The Baltimore Convention Center had opened up only a week before as a mass vaccination site. I was pleasantly surprised to get an appointment just two days after I received the email notifying me of my eligibility. It was a cold, rainy day, frequently switching to sleet, and quickly covering still surfaces with a layer of ice.
Yet the woman who welcomed me at the door greeted me with kindness, even as she lifted her chin to see around the fog covering her glasses and face shield. Others stood out in the elements to direct traffic or provide wheelchairs. There were no raised voices, no irritation at silly questions or misunderstood directions, no jockeying for position or cutting in line.
It was peaceful.
As I stood in the long line waiting to receive my vaccine, people around me chatted with old friends or were introduced to new ones. Elderly women and men slowly made their way up the long carrel reserved just for them as the woman directing folks to check-in spots treated them with special honor. This courtesy—so our elders didn’t grow tired waiting in line—brought tears to my eyes. Watching their determination to get their vaccination, matched by the determination of the hundreds of other neighbors surrounding me, filled me with hope.
It’s been a long year as COVID-19 has swept through our communities. Some of us have been forced to stay home, to miss important family celebrations, to change our habits and interactions. Others haven’t had that privilege—working on the front lines in hospitals, grocery stores, or manufacturing. Some of us are bored. Some of us are exhausted. Some of us are traumatized. It’s been a long year.

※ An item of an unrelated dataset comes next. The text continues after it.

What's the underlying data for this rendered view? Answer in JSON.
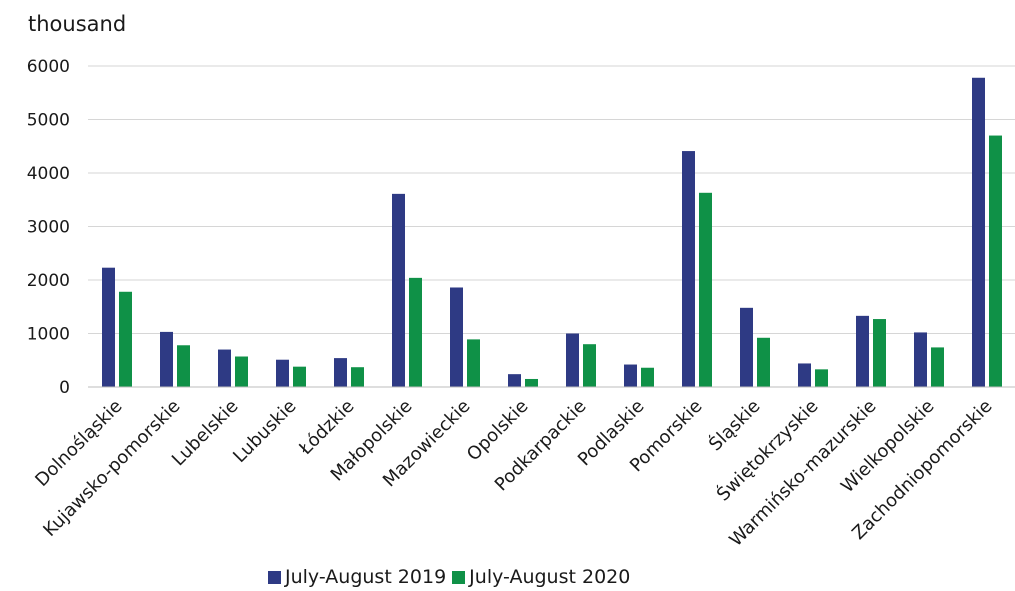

Yet in this space, in this exhibition hall full of strangers, I sensed the presence of God’s Spirit: in the patient anticipation of the waiting, in the kind helpfulness of the field hospital staff, in the powerful science that made a vaccine possible, in the intricacy of the human body that can take virus proteins and turn them into antibodies. I saw God’s fingerprints everywhere I looked.
It was beautiful. It was peaceful. And God was there.